Rian Johnson took the stage in Austin to give an interview about his time making ‘Star Wars: The Last Jedi’. He was in Austin to premier a documentary called ‘The Director and the Jedi’ which is the official making-of doc for the newest Star Wars film. Joanna Robinson of Vanity Fair moderated the interview with Johnson as he explained how he went from the world of independant film to directing the biggest movie of 2017. Robinson started the hour plus conversation off by asking Johnson what were the movies he grew up on as a kid and he, unsurprisingly as a child of the 1970’s, said Star Wars. He also mentioned other works by Spielberg and Lucas as being foundational to his youth, with films like ‘Jaws’ and the Indiana Jones series..
He talked about his first film ‘Brick’ and how hard that was to get made. He got out of film school with a screenplay he had wrote at age 22 and spent all of his 20’s trying to find financing. He said he was doing everything he could based on the independent model he had in front of him at the time, but eventually he turned to family to help him finance his first film. When asked how young filmmakers starting out should go about making their first projects, Johnson said he wished he had some great practical information and could offer more than platitudes like “Go for it!”. Although he did have some really sound advice for the entire hall. He told everyone “the only advice that matters is to have a piece of material you know and care about and don’t stop until you have made it” & “If you have something you want to get made, and you don’t stop until it gets made. It will get made”. That’s great advice for anyone attempting to accomplish something in their career. He wrapped up his inspirational portion of his interview by saying that the biggest thing a filmmaker can do is developing their own voice so that “no one can tell stories exactly like you do”. He called this the “VIbranium” of the movie industry.

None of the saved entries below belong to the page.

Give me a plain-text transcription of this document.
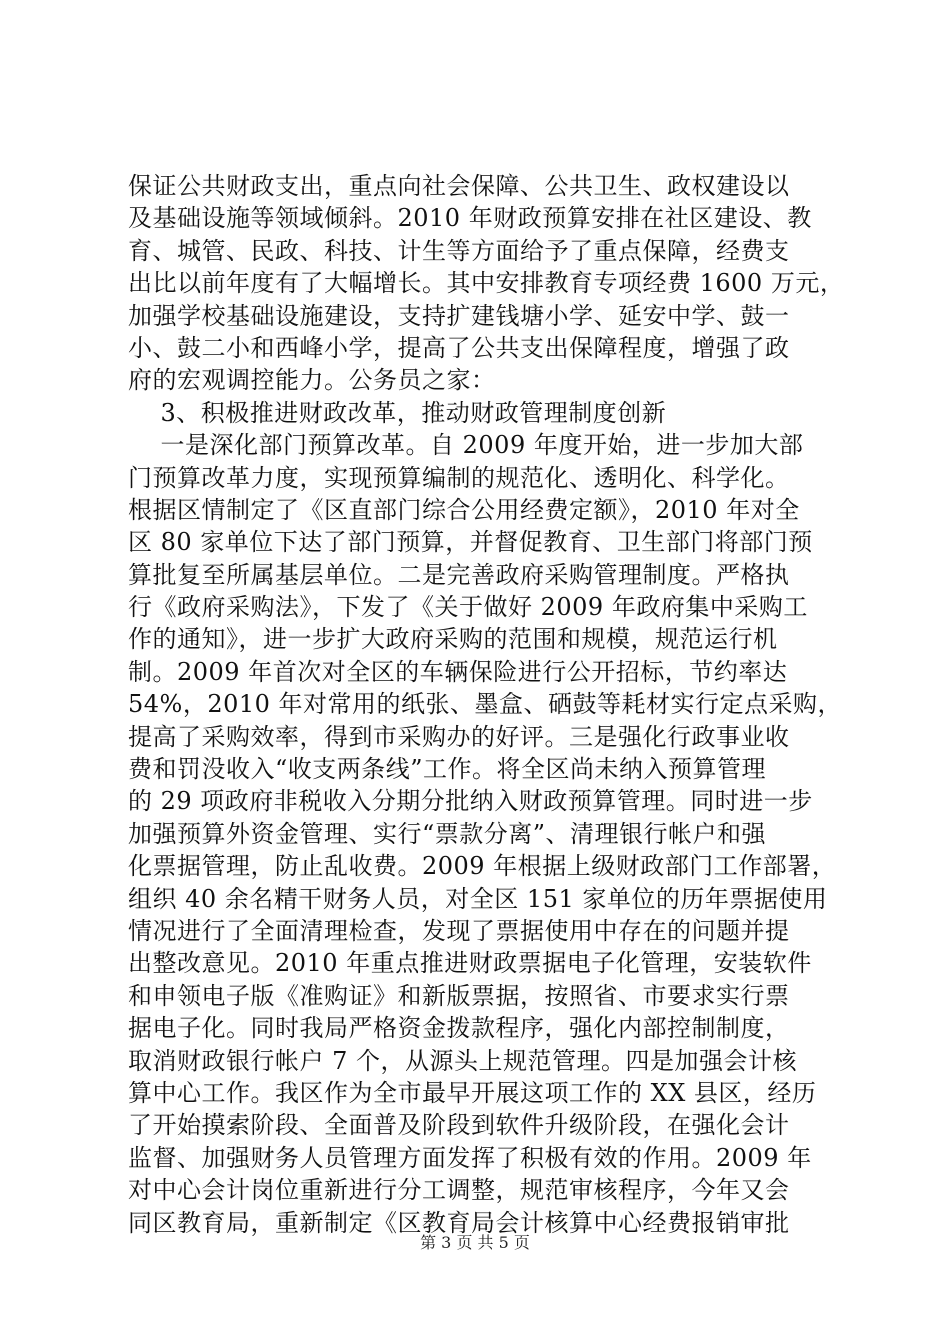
保证公共财政支出，重点向社会保障、公共卫生、政权建设以
及基础设施等领域倾斜。2010 年财政预算安排在社区建设、教
育、城管、民政、科技、计生等方面给予了重点保障，经费支
出比以前年度有了大幅增长。其中安排教育专项经费 1600 万元，
加强学校基础设施建设，支持扩建钱塘小学、延安中学、鼓一
小、鼓二小和西峰小学，提高了公共支出保障程度，增强了政
府的宏观调控能力。公务员之家：
3、积极推进财政改革，推动财政管理制度创新
一是深化部门预算改革。自 2009 年度开始，进一步加大部
门预算改革力度，实现预算编制的规范化、透明化、科学化。
根据区情制定了《区直部门综合公用经费定额》，2010 年对全
区 80 家单位下达了部门预算，并督促教育、卫生部门将部门预
算批复至所属基层单位。二是完善政府采购管理制度。严格执
行《政府采购法》，下发了《关于做好 2009 年政府集中采购工
作的通知》，进一步扩大政府采购的范围和规模，规范运行机
制。2009 年首次对全区的车辆保险进行公开招标，节约率达
54%，2010 年对常用的纸张、墨盒、硒鼓等耗材实行定点采购，
提高了采购效率，得到市采购办的好评。三是强化行政事业收
费和罚没收入“收支两条线”工作。将全区尚未纳入预算管理
的 29 项政府非税收入分期分批纳入财政预算管理。同时进一步
加强预算外资金管理、实行“票款分离”、清理银行帐户和强
化票据管理，防止乱收费。2009 年根据上级财政部门工作部署，
组织 40 余名精干财务人员，对全区 151 家单位的历年票据使用
情况进行了全面清理检查，发现了票据使用中存在的问题并提
出整改意见。2010 年重点推进财政票据电子化管理，安装软件
和申领电子版《准购证》和新版票据，按照省、市要求实行票
据电子化。同时我局严格资金拨款程序，强化内部控制制度，
取消财政银行帐户 7 个，从源头上规范管理。四是加强会计核
算中心工作。我区作为全市最早开展这项工作的 XX 县区，经历
了开始摸索阶段、全面普及阶段到软件升级阶段，在强化会计
监督、加强财务人员管理方面发挥了积极有效的作用。2009 年
对中心会计岗位重新进行分工调整，规范审核程序，今年又会
同区教育局，重新制定《区教育局会计核算中心经费报销审批
第 3 页 共 5 页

Next, he moved on to his other projects that existed between ‘Brick’ and ‘The Last Jedi’. Namely his wonderful science fiction film ‘Looper’ and his time directing some of the most heralded episodes of ‘Breaking Bad’. The crew he has worked with has stayed the same largely since Brick. He shared a funny anecdote about how much his cinematographer wanted to shoot ‘The Last Jedi’ digitally and put together an entire presentation on it. However, The movie was ultimately shot on film. He explained that his second film ‘Looper’ was actually based on an idea he had before he made ‘Brick’ and there are actually short films he made when he was trying to get funding for brick that were based on the concept. One of the interesting points he shared about directing ‘Breaking Bad’ was that television, if done right, should be pushing the character forward each week and showing growth. I think you can really see that ethos in ‘The Last Jedi’.
Finally Johnson moved the conversation to a Galaxy far, far away. He told everyone his favorite thing about working with Carrie Fisher, “[She] loves being pitched jokes”. Mark Hamill on the other hand wanted to delve more into the progression of Luke’s character and the turn he had taken. He said Hamill challenged him on his characterization of Luke, which he felt was a good thing. He addressed the controversy his film has received and made a great point about these movie as modern Myths. He said Myths are not made to sell action figures, they’re made to look at the most difficult parts of our lives and He was trying to take the Star Wars myth and push it to beyond the initial hero’s journey of the original trilogy. They played a little bit of footage from ‘The Director & the Jedi’. It appears to be much more involved than your typical blu-ray extra and reminded me of the great documentary that accompanied “Episode I”.
The afternoon ended with a very special guest. “Hey Kids, it’s Mark Hamill” joined Johnson on stage, jokes at the ready. His first lines to the on their feet crowd were “This is just a cameo at the end, which i’m very good at”. Hamill referenced the documentary as well and Carrie Fisher saying that it was hard to watch it at times because he still feels like she’s here. They both shared stories of her and said it was impossible not to have fun and laugh with her on set. Hamill ended the afternoon by saying how happy it has made him to see a new generation take over and he’s so proud of the work the Daisy Ridley, John Boyega and Oscar Isaac are doing. Maybe it’s all his years on the comic-con circuit, but I’ve never seen someone enter a room and be able to take it over so effortlessly as Mark Hamill.
Overall it was an awesome interview and got everyone excited to pick up “Star Wars: The Last Jedi’ on March 27, 2018. Which is good because who knows who was actually planning on purchasing it before this event.